• Director: Andrew Semans
  • Writer: Andrew Semans
  • Stars: Rebecca Hall, Tim Roth, Grace Kaufman


Resurrection shows the corrosive effect that an abusive partner can have even after escaping that relationship. Margaret (Hall) is shown straight from the first minute that she is in control. In control of her life, her job, and she has it that sorted out that she is giving advice to a younger co-worker in a terrible relationship herself. She has a fuck buddy in a married co-worker and is happy to just leave it as that. Her seventeen-year-old daughter Abbie (Kaufman) is a good kid, smart and nearing the time where she may end up leaving home for college or adventure. However, this seemingly strong woman is rocked by the reappearance of her abusive ex-partner David (Roth). The moment she sees him, everything comes flooding in, and the facade of control breaks and shatters, leaving Margaret having to handle all the trauma that lay unresolved in her body.

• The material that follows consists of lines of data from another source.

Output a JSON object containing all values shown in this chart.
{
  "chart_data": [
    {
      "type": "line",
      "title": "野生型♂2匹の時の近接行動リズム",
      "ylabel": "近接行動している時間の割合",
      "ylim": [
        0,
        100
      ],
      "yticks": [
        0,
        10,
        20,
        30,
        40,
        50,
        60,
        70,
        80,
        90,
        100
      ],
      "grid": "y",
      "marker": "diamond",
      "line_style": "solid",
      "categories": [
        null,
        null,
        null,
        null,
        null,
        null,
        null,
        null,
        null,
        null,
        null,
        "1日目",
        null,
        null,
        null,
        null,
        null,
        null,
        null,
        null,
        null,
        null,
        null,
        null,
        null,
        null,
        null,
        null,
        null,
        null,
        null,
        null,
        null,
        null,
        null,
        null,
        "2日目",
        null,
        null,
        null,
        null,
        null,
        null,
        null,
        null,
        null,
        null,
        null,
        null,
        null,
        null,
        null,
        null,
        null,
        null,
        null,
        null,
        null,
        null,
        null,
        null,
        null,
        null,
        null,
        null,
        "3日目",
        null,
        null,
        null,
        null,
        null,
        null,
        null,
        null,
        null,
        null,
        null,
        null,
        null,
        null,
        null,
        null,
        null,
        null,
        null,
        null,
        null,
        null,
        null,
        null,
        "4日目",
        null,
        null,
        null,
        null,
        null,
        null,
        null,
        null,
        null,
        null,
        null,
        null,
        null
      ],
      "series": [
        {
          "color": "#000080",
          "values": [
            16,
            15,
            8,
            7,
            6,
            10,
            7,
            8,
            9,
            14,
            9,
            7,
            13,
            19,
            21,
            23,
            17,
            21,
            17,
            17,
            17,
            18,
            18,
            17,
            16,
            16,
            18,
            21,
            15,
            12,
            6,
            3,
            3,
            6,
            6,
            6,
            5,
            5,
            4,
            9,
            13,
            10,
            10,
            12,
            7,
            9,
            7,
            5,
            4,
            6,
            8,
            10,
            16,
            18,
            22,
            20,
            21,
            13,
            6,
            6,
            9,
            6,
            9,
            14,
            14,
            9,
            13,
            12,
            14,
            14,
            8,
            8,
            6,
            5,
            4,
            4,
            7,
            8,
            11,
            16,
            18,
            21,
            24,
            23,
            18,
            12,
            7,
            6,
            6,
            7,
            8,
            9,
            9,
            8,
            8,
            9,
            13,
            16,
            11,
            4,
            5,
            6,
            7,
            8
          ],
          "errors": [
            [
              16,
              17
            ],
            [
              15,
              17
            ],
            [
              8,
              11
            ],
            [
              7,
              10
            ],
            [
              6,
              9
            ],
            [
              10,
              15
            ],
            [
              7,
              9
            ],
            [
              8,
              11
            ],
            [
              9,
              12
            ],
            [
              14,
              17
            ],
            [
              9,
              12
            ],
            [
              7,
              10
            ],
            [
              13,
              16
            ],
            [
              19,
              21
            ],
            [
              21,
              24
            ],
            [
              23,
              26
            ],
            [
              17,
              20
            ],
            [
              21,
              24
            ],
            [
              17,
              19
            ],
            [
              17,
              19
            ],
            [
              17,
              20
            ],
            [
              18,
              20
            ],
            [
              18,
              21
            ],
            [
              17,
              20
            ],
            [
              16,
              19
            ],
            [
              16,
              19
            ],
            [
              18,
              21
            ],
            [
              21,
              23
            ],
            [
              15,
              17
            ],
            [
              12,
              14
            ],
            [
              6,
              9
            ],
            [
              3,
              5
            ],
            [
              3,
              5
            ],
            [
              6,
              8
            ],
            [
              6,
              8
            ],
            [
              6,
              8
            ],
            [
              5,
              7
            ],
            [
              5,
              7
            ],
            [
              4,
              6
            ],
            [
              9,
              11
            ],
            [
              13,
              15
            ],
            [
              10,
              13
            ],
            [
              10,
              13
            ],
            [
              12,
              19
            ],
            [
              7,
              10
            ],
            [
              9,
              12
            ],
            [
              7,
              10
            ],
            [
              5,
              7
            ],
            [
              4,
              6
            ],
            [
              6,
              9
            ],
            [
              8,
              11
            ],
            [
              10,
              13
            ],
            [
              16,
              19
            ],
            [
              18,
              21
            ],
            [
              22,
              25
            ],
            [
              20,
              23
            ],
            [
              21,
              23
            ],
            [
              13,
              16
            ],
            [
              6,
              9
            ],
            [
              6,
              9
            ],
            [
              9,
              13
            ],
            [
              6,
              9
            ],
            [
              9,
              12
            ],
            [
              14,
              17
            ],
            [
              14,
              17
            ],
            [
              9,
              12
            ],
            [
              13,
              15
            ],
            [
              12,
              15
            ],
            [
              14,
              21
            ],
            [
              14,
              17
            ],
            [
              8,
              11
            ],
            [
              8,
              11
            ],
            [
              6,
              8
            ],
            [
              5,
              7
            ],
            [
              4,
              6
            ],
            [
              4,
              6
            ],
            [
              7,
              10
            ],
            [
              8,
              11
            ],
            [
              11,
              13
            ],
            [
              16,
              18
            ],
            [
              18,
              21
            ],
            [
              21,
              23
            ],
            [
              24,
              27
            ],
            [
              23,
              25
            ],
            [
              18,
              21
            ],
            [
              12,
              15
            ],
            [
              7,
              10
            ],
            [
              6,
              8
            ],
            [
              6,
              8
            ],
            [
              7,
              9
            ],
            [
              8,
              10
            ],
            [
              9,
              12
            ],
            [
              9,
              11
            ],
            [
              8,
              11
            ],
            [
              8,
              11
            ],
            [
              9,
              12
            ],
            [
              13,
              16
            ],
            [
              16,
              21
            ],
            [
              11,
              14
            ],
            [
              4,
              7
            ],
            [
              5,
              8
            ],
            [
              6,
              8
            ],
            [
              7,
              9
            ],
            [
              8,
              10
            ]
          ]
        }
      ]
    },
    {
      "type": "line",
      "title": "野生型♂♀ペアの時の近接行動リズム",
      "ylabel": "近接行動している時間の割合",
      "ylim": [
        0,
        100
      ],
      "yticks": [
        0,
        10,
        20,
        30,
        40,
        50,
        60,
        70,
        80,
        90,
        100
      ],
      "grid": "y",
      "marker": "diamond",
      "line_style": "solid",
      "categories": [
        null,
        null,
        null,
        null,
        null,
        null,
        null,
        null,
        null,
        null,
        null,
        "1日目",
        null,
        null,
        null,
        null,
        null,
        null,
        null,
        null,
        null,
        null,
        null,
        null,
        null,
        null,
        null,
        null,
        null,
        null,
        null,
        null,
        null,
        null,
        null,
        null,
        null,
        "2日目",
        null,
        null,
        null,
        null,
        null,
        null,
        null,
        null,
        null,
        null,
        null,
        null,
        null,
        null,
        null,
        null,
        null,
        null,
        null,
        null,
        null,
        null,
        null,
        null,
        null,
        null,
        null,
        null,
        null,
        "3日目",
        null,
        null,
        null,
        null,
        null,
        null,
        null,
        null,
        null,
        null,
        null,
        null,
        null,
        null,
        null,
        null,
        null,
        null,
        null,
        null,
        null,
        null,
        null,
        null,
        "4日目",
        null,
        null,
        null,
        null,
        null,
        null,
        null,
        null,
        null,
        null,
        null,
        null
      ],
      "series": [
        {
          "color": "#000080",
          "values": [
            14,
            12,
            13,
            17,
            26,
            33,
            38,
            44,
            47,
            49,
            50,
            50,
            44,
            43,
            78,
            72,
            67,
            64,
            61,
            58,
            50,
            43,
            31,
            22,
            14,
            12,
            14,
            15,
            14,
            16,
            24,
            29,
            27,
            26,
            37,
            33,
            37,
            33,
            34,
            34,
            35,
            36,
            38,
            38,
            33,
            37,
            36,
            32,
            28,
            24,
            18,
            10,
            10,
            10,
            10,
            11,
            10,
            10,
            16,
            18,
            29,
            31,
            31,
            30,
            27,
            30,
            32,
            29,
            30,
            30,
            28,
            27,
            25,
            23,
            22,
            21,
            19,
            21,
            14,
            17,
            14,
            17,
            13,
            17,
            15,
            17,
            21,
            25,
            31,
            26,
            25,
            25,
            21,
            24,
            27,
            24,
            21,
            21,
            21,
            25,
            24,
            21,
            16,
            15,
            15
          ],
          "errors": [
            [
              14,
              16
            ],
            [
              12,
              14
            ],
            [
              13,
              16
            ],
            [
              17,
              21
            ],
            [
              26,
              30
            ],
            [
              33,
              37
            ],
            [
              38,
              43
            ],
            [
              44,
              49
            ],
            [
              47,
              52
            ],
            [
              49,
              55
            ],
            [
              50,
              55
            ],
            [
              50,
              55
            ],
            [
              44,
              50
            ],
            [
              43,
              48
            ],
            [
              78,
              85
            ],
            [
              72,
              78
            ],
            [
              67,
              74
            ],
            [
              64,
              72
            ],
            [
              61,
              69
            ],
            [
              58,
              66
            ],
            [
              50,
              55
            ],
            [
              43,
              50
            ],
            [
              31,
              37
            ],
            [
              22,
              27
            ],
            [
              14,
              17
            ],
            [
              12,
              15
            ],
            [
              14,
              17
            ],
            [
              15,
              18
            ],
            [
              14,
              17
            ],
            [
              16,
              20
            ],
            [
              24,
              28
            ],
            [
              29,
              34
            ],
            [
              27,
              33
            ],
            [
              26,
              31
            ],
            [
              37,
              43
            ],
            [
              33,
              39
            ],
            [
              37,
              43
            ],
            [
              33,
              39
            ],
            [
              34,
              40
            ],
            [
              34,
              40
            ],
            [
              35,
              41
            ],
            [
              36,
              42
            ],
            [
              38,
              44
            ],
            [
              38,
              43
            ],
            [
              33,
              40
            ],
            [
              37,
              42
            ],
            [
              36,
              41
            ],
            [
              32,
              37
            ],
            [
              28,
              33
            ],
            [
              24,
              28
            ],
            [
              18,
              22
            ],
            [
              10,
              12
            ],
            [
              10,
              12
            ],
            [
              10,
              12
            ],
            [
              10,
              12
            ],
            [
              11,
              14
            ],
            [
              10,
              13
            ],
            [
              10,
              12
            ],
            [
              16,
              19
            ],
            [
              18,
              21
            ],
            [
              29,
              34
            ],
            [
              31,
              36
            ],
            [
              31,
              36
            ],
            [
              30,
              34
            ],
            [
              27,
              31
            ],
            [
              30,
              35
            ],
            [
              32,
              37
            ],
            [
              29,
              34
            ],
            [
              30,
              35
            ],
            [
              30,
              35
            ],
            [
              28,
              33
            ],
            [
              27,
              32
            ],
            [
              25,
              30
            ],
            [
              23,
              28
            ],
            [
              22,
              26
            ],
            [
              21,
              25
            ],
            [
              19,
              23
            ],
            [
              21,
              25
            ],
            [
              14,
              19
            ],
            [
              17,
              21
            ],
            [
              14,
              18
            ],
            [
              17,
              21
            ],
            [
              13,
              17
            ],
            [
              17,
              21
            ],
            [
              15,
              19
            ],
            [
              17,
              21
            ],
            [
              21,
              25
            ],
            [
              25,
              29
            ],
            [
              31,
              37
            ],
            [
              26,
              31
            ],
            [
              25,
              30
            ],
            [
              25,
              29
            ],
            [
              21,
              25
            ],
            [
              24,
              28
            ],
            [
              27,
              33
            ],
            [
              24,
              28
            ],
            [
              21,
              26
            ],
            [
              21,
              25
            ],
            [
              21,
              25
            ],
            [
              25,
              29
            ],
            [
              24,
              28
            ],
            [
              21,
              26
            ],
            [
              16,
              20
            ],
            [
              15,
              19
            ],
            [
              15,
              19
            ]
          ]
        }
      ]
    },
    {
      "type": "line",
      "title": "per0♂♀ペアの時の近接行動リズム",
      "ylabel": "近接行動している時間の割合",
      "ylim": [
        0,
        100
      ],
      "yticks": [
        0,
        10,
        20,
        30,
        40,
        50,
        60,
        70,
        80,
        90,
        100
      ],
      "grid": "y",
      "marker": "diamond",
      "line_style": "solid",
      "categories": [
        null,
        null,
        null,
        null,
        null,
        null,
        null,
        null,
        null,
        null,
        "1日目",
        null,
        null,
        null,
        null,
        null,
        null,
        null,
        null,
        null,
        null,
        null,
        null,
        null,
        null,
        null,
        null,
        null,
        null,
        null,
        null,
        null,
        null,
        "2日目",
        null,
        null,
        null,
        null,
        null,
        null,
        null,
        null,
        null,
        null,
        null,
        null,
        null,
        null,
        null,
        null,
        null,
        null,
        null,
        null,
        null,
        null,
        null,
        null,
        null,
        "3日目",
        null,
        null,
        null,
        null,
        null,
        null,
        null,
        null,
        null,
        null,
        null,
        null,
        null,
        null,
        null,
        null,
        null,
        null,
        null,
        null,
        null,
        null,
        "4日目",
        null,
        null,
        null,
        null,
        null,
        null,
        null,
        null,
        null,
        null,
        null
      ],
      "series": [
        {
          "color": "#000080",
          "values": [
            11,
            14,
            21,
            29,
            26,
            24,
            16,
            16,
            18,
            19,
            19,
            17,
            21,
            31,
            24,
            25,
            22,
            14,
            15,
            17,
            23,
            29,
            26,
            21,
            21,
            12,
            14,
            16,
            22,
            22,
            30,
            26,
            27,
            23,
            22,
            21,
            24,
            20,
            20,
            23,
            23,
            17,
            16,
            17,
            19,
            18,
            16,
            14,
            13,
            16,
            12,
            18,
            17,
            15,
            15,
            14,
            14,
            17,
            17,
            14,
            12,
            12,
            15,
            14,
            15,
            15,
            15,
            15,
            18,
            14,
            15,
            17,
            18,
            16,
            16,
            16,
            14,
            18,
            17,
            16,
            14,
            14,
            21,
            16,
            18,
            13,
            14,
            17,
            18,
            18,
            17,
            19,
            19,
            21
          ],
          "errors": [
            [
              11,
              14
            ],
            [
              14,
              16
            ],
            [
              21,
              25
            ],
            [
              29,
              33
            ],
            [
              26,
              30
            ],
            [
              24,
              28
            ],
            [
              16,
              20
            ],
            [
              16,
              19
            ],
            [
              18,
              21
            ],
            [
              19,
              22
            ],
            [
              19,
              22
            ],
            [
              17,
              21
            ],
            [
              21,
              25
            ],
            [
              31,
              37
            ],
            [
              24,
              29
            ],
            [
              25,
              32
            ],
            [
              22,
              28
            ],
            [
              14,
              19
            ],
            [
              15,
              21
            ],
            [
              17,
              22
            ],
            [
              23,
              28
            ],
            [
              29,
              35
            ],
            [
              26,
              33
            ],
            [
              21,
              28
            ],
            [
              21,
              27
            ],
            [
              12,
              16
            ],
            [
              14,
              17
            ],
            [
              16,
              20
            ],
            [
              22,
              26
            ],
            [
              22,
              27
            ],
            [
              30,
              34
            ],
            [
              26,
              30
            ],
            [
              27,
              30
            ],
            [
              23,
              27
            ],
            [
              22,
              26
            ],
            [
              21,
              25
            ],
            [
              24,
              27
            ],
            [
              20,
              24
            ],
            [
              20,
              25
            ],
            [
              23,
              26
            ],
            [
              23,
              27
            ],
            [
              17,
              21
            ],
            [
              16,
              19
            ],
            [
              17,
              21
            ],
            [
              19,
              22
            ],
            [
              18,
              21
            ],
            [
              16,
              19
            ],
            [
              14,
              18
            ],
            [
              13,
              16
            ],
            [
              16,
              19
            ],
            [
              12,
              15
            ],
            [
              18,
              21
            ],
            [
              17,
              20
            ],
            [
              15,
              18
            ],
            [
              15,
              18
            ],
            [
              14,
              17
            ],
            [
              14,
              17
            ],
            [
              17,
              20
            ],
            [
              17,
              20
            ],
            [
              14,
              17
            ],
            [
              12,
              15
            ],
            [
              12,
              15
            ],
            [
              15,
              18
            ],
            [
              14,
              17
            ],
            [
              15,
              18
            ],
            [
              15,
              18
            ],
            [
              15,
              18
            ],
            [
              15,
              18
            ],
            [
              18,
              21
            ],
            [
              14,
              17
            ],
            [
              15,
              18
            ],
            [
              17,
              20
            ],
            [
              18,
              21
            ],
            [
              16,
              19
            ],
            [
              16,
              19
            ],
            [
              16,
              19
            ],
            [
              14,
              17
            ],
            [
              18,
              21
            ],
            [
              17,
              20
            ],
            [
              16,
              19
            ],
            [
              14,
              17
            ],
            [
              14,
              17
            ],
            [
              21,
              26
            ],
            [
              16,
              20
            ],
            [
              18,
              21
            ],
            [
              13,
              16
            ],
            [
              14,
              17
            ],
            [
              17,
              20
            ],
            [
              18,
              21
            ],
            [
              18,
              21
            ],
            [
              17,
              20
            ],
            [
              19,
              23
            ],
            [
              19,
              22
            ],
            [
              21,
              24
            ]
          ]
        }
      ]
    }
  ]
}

The reveal of Margaret’s past relationship with David is told straight to the camera and is harrowing at first and then gets progressively weirder to the point that it is hard to believe. This however solidifies David as an instant threat and whether you go along with Margaret’s story or not, it leaves no doubt as to the depth of Margaret’s trauma and her frighteningly fast spiral into paranoia and fear. It sets up what is to come, and when the third act arrives, you are ready for anything, except perhaps where the film ends up.

Rebecca Hall is phenomenal. She sets up Margaret in such a way in the first fifteen that you believe the paranoia, the fear, the crazy story. In lesser hands, the early handling of Margaret could’ve probably derailed the film, but in Hall’s, you are instantly drawn to her. Roth is and always has been outstanding. Roth’s demeanour here makes him absolutely terrifying, even when he starts to mention the outlandish things he has allegedly done, but the audience knows what Margaret knows, and the outlandish seems menancing. Roth’s David asserts himself over Margaret from the get-go, just like their relationship never ended. To round it out, Kaufman is fantastic as Abbie. Going from a relatively worry-free kid to anxiety ridden over what is happening to her mother. It’s nicely nuanced early on, and it complements Hall’s performance.

Semans writing is the wildest part of the film. It grounds itself in the real world and then hits us with a crazy idea and then runs with it. The pacing is good, and he manages to keep it humming until the third act finale, which goes bonkers but delivers on its earlier promise. Semans directs the film well, the early scenes are all very clincal and clean, and it gets a bit more erratic as the film progresses.

Some may not like the ending, but as a metaphor, it works. Resurrection risks squandering its brillant beginning, but Hall carries the film through to the end. Resurrection is worth seeing purely for Hall’s performance. However, the left turn the film makes and then doubles down on makes this complusive viewing.

Resurrection is available in Australia on Digital from November 30, 2022.